Face à l’Ouest, à la rade, aux îles du Frioul, de Maïre et du Planier, le sentier du Président est un sentier de découverte, ouvert au large, à sa lumière, à ses embruns, à ses bourrasques aussi, ouvrant à la liberté et aux grands espaces.

Les anciennes usines de soude ne crachent plus d’acide chlorydrique ; les cheminées rampantes sont devenues passerelles. Des ports inconnus et cachés se démasquent :
Le sentier surplombe, en effet, et efface la route qui conduit à Callelongue : plus haut, plus loin, ailleurs déjà.

Dénivellation : 140 m

Durée : 1h (aller) Compter 2h 30 pour un aller-retour

Lieu de départ : La Madrague

Localisation : Calanques

Rejoindre les quartiers sud de Marseille : Pointe Rouge, Montredon, Madrague.

Stationnement : En face du Mont Rose, à proximité de l’ancienne carrière aménagée en espace vert.
Stationner devant les panneaux signalant le départ des sentiers.

Voir la carte

Port de l’Escalette

Le départ est commun jusqu’à la crête au parcours précédent vers Beouveyre : le sentier traverse la carrière aménagée, abandonne la piste, et suit le GR.
Il monte jusqu’aux contreforts de la crête puis, s’orientant plein sud, il redescend lentement en s’appuyant sur les courbes de niveaux.
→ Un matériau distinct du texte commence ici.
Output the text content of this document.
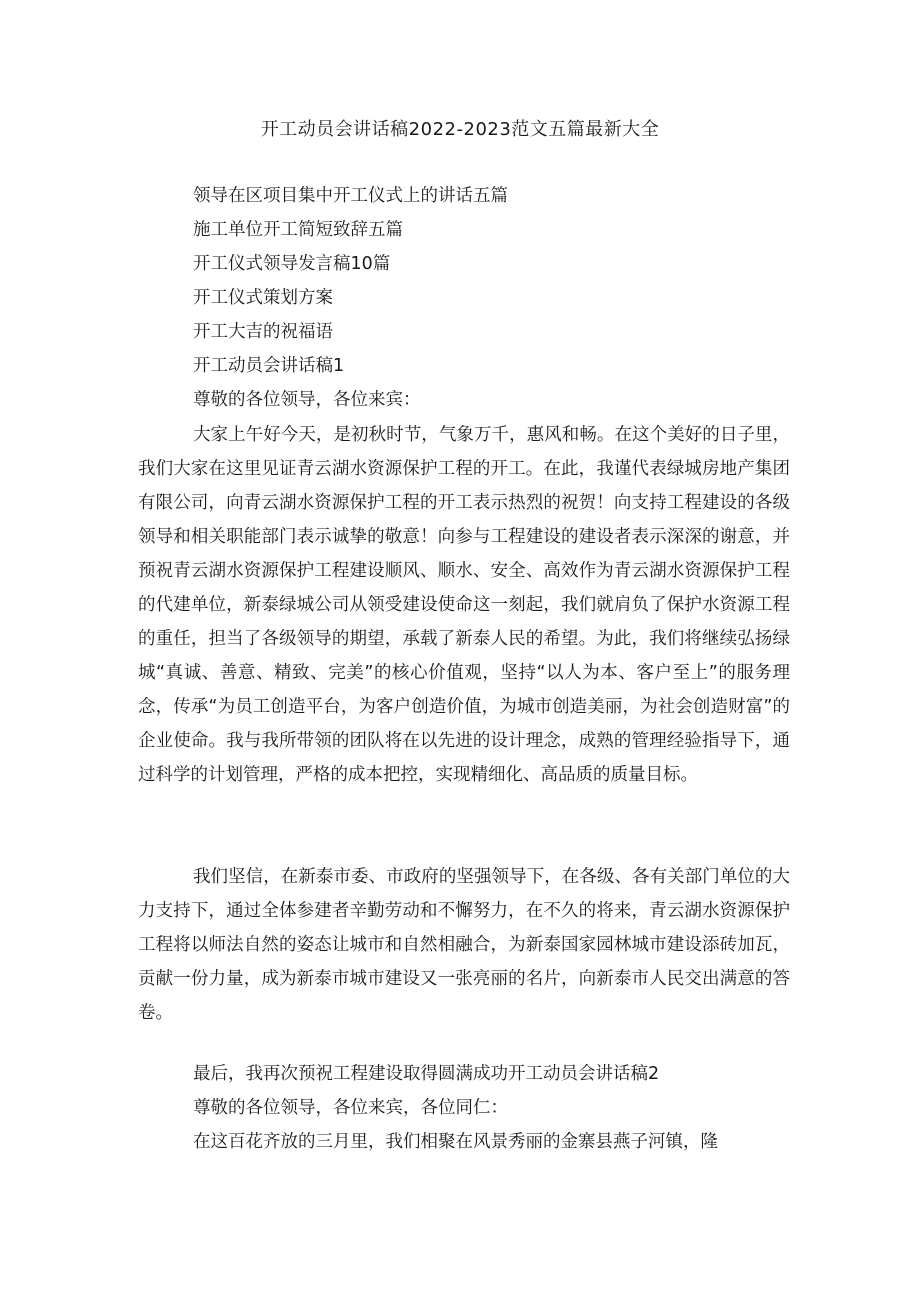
开工动员会讲话稿2022-2023范文五篇最新大全
领导在区项目集中开工仪式上的讲话五篇
施工单位开工简短致辞五篇
开工仪式领导发言稿10篇
开工仪式策划方案
开工大吉的祝福语
开工动员会讲话稿1
尊敬的各位领导，各位来宾：

大家上午好今天，是初秋时节，气象万千，惠风和畅。在这个美好的日子里，我们大家在这里见证青云湖水资源保护工程的开工。在此，我谨代表绿城房地产集团有限公司，向青云湖水资源保护工程的开工表示热烈的祝贺！向支持工程建设的各级领导和相关职能部门表示诚挚的敬意！向参与工程建设的建设者表示深深的谢意，并预祝青云湖水资源保护工程建设顺风、顺水、安全、高效作为青云湖水资源保护工程的代建单位，新泰绿城公司从领受建设使命这一刻起，我们就肩负了保护水资源工程的重任，担当了各级领导的期望，承载了新泰人民的希望。为此，我们将继续弘扬绿城“真诚、善意、精致、完美”的核心价值观，坚持“以人为本、客户至上”的服务理念，传承“为员工创造平台，为客户创造价值，为城市创造美丽，为社会创造财富”的企业使命。我与我所带领的团队将在以先进的设计理念，成熟的管理经验指导下，通过科学的计划管理，严格的成本把控，实现精细化、高品质的质量目标。

我们坚信，在新泰市委、市政府的坚强领导下，在各级、各有关部门单位的大力支持下，通过全体参建者辛勤劳动和不懈努力，在不久的将来，青云湖水资源保护工程将以师法自然的姿态让城市和自然相融合，为新泰国家园林城市建设添砖加瓦，贡献一份力量，成为新泰市城市建设又一张亮丽的名片，向新泰市人民交出满意的答卷。

最后，我再次预祝工程建设取得圆满成功开工动员会讲话稿2
尊敬的各位领导，各位来宾，各位同仁：
在这百花齐放的三月里，我们相聚在风景秀丽的金寨县燕子河镇，隆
Le GR conduit jusqu’à Callelongue.

Les anciennes usines de l’Escalette sont en contrebas, ainsi que blockhaus, anciennes batteries et fortin des Goudes. Des cheminées de calcaire se détachent de la corniche amont. Elles contemplent nos déambulations dominicales.

Quelques réserves d’eau sont, de çi de là, aménagées. Il n’est pas rare de lever quelques perdraux à la fin de l’été.

Le matin le sentier du Président est à l’ombre et la première brise de mer montante carresse ses flancs apportant la seule humidité que les plantes connaitront de la journée.

Ah, il est des sensations de peu de frais et riches et pleines, comme ce voile de rosée, ce voile de douceur qui colle aux jambes et aux bras du marcheur concentré...

L’industrialisation a touché Marseille à compter de 1810 : La première vague fut la fabrication de la soude pour le savon.

"Fabrication de la soude factice par réaction du sel de mer (Na Cl) et l’acide sulfurique (H2 SO4) : fabriques de SAMENA, LES GOUDES, BAUMETTES. La soude est utilisée en région marseillaise (saponification) ; elle représente des débouchés importants. Les fabriques construisent les premières installations de lutte contre la pollution : cheminées rampantes qui sont un véritable condensateur pour les vapeurs acides ; ce système est inconnu ailleurs. Pour ces cheminées, au départ verticales, l’industriel dédommageait les voisins pour les nuisances ; en les couchant au sol et transportant les fumées sur une seule propriété, le système d’indemnisation était simplifié".

La deuxième vague fut celle du plomb.

"Vers 1850, le minerai de plomb est importé via le port de Marseille, les usines se localisent dans le même secteur que la soude, et les cheminées rampantes sont également utilisées : usines de l’Escalette, les Goudes, la Madrague de Montredon.

Parallèlement, une diversification de l’industrie chimique s’opère, liée à l’importation de nouvelles bases pour la production d’oxydes divers, de soufre, d’acide tartriques ; les usines sont localisées aux Goudes et à Calelongue".